BEIJING, November 16 (TMTPost)— Tencent Holdings Limited is playing down the U.S. curbs targeting high-techs including artificial intelligence (AI).
“Right now, we actually have one of the largest inventories of AI chips in China among all the players. And one of the key things that we have done was actually we were the first to put in order for H800 and that allow us to have a pretty good inventory of H 800 chips. So we have enough chips to continue our development of Hunyuan for at least a couple more generations”, Tencent President Martin Lau told analysts at an earnings call following the third quarter report. Lau said the new U.S. export control “does not really affect the development Hunyuan and our AI capability in the near future”.
However, Lau admitted the export control did have the potential impact on Tencent’s cloud computing business. “Going forward, we feel that the chip ban does actually affect our ability to resell (use of) these AI chips through our cloud services, so that's one area that may be impacted, and going forward, we will have to figure out ways to make our the usage of our AI chips more efficient,” Lau said. Tencent will try to see whether it can offload a lot of the inference capability to lower-performance AI chip, so that it can retain the majority of its high-performance AI chips for training, and will try to find the domestic source for these training chips, according to Lau.

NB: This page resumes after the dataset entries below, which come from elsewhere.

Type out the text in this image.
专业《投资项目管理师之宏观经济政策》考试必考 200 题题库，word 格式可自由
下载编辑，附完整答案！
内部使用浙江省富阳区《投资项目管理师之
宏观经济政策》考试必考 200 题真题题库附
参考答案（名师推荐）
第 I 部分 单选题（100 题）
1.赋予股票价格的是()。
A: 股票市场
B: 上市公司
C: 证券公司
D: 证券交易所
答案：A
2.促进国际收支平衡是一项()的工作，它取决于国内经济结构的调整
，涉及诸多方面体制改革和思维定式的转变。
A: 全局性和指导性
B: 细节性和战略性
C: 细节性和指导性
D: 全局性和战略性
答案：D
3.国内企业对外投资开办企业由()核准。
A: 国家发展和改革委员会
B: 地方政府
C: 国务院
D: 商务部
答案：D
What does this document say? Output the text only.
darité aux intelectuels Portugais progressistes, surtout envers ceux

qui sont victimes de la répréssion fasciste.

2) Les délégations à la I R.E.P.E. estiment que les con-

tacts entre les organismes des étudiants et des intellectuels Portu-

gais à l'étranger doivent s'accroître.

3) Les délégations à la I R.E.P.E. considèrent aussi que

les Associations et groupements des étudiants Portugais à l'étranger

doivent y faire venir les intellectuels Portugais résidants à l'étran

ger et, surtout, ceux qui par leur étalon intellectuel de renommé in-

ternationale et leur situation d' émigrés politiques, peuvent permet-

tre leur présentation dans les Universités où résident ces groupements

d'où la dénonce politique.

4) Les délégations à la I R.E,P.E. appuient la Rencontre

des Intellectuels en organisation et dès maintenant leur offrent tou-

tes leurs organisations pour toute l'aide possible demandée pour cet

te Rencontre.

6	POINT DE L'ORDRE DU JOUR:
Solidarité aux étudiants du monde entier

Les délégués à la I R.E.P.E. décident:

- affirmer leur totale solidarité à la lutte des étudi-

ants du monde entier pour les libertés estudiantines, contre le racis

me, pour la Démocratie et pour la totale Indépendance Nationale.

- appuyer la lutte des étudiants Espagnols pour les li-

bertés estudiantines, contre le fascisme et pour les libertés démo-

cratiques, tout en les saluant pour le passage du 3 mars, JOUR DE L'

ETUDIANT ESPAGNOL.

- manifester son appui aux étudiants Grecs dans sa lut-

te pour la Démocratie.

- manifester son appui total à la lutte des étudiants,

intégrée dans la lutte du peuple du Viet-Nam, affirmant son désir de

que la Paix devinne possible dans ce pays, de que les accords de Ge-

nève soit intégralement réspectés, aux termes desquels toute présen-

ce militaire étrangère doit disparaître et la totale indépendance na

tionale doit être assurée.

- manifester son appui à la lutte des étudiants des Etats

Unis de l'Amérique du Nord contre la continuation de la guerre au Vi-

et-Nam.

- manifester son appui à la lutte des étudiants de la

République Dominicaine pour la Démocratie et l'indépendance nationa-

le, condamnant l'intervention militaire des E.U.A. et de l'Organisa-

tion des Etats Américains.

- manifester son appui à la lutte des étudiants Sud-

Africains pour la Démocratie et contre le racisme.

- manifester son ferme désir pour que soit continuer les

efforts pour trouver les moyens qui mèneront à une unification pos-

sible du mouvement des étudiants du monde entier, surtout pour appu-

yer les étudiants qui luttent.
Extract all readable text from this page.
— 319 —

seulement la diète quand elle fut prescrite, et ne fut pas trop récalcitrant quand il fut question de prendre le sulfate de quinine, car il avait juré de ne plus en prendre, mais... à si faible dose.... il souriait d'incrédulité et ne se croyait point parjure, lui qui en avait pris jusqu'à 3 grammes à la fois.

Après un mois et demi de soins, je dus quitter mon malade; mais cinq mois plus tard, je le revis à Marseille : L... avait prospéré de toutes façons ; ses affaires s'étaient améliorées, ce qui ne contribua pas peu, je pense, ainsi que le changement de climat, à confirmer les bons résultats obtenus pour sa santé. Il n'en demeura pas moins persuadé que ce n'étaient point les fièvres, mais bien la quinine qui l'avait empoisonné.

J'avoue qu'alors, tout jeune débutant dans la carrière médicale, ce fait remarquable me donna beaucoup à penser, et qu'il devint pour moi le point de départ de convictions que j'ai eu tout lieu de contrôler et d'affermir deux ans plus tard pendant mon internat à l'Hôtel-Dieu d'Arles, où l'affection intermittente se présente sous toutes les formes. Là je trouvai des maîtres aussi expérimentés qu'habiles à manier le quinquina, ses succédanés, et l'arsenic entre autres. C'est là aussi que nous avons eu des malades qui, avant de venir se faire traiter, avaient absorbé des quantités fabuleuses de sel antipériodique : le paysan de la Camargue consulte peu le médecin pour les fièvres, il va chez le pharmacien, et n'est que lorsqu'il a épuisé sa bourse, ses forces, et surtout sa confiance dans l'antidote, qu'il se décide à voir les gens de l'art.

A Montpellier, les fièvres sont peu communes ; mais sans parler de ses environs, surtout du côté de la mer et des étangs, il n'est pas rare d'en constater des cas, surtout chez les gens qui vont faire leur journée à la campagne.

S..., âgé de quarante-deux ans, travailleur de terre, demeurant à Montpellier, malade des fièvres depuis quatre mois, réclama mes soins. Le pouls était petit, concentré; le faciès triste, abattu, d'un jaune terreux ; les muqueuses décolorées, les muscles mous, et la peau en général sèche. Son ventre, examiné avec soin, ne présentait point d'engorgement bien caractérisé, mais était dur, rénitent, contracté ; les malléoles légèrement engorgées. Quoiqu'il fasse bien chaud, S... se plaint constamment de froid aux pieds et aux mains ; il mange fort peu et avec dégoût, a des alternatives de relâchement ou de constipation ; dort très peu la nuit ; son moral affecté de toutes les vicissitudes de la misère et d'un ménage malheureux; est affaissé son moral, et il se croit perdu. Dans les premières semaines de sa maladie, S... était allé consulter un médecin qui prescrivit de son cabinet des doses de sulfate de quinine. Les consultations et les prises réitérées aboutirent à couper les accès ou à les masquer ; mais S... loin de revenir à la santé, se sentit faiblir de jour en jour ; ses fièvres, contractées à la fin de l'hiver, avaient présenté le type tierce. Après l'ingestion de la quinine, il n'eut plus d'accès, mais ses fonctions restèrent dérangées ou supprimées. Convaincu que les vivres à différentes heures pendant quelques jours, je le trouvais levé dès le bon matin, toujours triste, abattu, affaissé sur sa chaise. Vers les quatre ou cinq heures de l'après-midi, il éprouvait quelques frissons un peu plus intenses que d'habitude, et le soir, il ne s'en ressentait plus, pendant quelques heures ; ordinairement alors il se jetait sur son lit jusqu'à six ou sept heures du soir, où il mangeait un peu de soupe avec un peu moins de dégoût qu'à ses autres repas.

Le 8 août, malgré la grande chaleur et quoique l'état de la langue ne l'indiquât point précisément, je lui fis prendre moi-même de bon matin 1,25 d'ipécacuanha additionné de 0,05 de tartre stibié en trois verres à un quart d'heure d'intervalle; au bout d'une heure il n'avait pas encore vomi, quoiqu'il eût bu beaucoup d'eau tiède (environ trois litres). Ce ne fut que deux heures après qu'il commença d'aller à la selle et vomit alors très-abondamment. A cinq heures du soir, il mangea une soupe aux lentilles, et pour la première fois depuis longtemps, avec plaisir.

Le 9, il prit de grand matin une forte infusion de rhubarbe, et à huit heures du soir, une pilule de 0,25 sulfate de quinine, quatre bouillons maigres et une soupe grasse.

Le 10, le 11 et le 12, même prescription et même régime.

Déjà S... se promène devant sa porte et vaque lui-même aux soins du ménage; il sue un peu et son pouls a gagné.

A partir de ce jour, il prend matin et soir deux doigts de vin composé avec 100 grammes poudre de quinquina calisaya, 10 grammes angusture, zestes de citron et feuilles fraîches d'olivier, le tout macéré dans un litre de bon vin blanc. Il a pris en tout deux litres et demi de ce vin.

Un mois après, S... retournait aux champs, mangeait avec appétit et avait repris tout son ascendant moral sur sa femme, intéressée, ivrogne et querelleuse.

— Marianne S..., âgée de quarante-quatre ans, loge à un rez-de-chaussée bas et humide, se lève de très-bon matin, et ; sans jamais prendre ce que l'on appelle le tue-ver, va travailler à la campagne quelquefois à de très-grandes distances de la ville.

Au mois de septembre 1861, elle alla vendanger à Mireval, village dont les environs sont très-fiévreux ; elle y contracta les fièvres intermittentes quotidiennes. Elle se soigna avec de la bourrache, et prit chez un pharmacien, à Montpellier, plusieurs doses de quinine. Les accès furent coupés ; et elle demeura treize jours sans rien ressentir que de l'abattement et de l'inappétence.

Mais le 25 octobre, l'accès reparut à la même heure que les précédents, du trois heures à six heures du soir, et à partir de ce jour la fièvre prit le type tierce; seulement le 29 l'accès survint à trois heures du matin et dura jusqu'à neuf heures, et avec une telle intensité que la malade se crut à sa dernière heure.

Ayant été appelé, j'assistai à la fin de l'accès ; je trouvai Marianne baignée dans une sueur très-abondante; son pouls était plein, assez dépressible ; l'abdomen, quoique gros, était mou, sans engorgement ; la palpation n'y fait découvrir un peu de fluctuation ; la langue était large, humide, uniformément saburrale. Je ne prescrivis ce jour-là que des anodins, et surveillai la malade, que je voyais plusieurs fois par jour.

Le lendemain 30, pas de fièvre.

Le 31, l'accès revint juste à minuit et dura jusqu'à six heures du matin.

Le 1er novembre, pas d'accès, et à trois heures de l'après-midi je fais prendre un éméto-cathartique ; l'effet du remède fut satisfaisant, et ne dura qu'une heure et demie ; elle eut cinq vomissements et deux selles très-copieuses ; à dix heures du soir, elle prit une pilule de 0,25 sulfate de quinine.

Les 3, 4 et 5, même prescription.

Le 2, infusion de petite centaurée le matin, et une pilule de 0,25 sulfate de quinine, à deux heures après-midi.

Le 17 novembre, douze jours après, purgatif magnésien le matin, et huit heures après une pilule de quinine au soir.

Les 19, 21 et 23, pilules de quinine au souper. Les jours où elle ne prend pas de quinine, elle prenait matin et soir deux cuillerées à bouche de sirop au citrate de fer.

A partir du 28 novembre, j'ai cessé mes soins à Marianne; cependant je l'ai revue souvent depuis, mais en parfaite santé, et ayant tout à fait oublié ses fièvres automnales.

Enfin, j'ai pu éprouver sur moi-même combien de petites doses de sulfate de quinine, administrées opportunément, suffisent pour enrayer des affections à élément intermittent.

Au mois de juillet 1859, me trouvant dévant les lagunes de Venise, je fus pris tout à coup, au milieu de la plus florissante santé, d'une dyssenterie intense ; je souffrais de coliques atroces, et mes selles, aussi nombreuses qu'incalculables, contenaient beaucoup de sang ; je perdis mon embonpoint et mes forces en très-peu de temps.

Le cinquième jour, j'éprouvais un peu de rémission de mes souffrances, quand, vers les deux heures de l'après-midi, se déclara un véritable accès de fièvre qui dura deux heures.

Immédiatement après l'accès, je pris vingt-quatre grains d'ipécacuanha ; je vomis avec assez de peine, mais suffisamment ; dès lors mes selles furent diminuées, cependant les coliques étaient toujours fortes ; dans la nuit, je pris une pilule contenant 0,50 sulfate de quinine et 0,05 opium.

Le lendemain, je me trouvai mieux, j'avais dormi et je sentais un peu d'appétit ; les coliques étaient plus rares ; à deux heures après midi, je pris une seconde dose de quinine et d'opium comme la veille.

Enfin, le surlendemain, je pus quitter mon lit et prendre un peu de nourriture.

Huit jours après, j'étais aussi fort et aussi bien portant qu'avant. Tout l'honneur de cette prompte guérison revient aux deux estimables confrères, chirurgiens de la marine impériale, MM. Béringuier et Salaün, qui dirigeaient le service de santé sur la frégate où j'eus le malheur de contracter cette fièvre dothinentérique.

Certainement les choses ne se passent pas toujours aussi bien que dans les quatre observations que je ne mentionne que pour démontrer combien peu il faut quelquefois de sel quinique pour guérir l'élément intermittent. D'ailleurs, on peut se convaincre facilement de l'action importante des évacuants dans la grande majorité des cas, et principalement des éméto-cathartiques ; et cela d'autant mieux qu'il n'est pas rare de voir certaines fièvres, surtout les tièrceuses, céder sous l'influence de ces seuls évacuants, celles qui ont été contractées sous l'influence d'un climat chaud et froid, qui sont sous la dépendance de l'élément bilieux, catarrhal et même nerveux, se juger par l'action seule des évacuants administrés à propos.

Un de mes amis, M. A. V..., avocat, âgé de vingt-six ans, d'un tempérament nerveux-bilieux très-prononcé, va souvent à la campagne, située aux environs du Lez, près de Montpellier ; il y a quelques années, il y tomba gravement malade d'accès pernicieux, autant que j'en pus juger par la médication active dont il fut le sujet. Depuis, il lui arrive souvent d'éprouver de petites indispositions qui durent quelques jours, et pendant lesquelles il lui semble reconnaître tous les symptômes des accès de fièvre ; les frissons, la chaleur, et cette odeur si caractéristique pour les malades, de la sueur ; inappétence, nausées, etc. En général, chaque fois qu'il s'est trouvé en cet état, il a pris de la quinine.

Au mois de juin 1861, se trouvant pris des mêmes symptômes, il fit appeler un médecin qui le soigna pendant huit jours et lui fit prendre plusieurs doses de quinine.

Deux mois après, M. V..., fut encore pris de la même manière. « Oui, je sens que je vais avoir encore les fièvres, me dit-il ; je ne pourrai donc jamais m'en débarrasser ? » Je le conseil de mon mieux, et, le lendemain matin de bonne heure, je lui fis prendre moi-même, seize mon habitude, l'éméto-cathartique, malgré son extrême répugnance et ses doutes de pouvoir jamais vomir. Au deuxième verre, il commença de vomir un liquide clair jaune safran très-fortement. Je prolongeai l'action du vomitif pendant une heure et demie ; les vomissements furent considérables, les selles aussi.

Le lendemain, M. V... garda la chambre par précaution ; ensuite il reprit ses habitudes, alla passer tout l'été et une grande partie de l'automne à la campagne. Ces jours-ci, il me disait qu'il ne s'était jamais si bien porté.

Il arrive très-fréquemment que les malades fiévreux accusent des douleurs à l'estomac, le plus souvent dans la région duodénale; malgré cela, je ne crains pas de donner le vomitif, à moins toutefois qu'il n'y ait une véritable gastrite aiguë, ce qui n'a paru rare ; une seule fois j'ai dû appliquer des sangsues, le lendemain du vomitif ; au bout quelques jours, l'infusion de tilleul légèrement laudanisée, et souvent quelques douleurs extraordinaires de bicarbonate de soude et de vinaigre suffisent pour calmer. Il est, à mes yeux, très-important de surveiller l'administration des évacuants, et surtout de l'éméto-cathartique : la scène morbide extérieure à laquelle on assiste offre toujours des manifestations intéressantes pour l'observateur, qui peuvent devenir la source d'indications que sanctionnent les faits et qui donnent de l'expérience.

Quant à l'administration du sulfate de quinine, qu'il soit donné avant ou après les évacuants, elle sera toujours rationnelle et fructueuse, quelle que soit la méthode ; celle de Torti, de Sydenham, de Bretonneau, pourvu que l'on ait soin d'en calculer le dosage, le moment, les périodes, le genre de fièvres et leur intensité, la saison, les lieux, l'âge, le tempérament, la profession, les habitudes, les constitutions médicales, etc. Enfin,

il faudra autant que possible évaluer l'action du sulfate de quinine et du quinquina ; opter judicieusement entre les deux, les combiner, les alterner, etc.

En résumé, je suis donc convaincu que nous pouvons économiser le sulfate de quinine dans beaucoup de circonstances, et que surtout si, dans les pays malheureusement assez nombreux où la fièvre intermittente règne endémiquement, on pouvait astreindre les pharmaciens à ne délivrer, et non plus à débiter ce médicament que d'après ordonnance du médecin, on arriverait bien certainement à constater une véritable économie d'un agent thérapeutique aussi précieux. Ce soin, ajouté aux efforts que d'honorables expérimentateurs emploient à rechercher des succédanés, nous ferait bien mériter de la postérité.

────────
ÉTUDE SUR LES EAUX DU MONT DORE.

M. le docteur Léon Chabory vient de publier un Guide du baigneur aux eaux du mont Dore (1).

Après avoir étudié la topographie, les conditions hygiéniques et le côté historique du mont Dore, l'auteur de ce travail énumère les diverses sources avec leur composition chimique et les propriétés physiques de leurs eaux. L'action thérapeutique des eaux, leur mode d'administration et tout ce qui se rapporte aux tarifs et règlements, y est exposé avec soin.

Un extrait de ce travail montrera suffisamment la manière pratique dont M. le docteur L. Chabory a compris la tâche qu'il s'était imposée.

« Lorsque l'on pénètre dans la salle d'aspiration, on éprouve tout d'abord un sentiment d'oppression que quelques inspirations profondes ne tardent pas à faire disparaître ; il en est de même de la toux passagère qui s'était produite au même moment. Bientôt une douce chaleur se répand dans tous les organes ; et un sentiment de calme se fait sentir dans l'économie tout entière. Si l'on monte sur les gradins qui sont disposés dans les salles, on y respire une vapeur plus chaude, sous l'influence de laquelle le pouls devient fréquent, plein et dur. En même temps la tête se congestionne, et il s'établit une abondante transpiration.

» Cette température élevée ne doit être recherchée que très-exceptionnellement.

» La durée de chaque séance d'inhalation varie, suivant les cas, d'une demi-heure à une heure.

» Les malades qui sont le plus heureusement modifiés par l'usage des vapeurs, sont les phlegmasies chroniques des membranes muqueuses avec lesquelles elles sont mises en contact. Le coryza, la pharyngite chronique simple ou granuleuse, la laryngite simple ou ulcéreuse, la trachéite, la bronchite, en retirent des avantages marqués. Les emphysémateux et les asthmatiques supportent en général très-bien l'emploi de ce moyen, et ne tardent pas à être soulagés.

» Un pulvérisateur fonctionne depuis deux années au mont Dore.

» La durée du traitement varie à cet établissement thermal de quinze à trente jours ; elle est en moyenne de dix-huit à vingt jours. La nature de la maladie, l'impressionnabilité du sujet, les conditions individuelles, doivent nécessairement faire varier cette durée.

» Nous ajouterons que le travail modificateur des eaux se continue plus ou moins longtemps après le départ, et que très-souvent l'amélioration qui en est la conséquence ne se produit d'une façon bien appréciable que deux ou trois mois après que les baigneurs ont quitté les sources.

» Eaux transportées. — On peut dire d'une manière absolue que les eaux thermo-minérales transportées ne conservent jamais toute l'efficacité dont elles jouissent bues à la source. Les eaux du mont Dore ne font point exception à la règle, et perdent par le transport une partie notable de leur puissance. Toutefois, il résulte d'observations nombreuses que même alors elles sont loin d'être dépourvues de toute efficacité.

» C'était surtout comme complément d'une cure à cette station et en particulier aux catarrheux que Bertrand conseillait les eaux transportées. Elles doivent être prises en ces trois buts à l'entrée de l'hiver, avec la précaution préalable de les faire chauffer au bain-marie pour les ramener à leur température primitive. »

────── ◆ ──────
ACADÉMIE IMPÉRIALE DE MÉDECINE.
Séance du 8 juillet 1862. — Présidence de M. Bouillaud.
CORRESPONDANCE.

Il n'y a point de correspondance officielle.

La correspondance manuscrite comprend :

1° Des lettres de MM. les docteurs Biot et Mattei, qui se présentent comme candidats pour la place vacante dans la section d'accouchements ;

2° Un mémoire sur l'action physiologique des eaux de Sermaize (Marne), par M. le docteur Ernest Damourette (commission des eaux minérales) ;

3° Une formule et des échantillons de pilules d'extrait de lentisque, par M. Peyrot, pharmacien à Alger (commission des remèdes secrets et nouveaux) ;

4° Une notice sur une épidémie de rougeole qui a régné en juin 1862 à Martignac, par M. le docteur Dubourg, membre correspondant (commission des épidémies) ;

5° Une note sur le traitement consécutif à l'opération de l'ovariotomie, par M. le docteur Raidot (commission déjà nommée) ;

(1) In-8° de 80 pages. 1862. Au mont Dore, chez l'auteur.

The United States introduced on October 18 a rule about additional export controls, with a aim to limit China’s access to advanced semiconductors that could fuel breakthroughs in AI and sophisticated computers. The rule was supposed to come into effect following a 30-day public comment period. But AI chip giant Nvidia disclosed on October 25 that the U.S. government informed the licensing requirements, which is applicable to products having a “total processing performance” of 4800 or more and designed or marketed for datacenters, was effective immediately. The Wall Street Journal reported late October that Nvidia could be forced to cancel next year orders from Chinese buyers, suggesting the company may face a hit of at least $5 billion as orders from major Chinese companies next year exceeded $5 billion.
Hunyuan is Tencent’s proprietary large language model (LLM) that debuted and opened to enterprises in China for tests and building apps on Tencent Cloud on September 7. The foundation model empowers enterprises to build powerful tools, in addition to training their own unique large models derived from Tencent’s Model-as-a-Service (MaaS) offering, creating creates a virtuous cycle in which enterprises refine their large models with Hunyuan to create uniquely intelligent services across their operations. Hunyuan has also been connected to 50 of Tencent’s own products, including Tencent Cloud, Tencent Marketing Solutions, Tencent Games, Tencent fintech services, Tencent Meeting, Tencent Docs, Weixin Search, QQ Browser, and other core offerings.
At the financial report, Tencent said it is upgrading Hunyuan and deploying it for in-house products, as well as making it available to enterprise customers. “We are increasing investment in our AI models, providing new features to our products and enhancing our targeting capabilities for both content and advertising,” said Tencent Chairman and CEO Pony Ma, or Ma Huateng.
Advertising is Tencent’s division with the fastest growth in the third quarter. Revenues from online advertising increased 20% year-over year to a record high RMB25.7 billion, propelled by robust advertising demand for Video Accounts, mobile ad network, and Weixin Search. Martin Lau said Tencent is continuously increasing the size of Hunyuan and preparing for the next generation of the model, which is set to be a mixture of exports architecture. He added that the Shenzhen-based company expects Hunyuan can provide a lot of tools for business customers and further improve advertising business efficiency, really merging the advertising stage and the selling stage.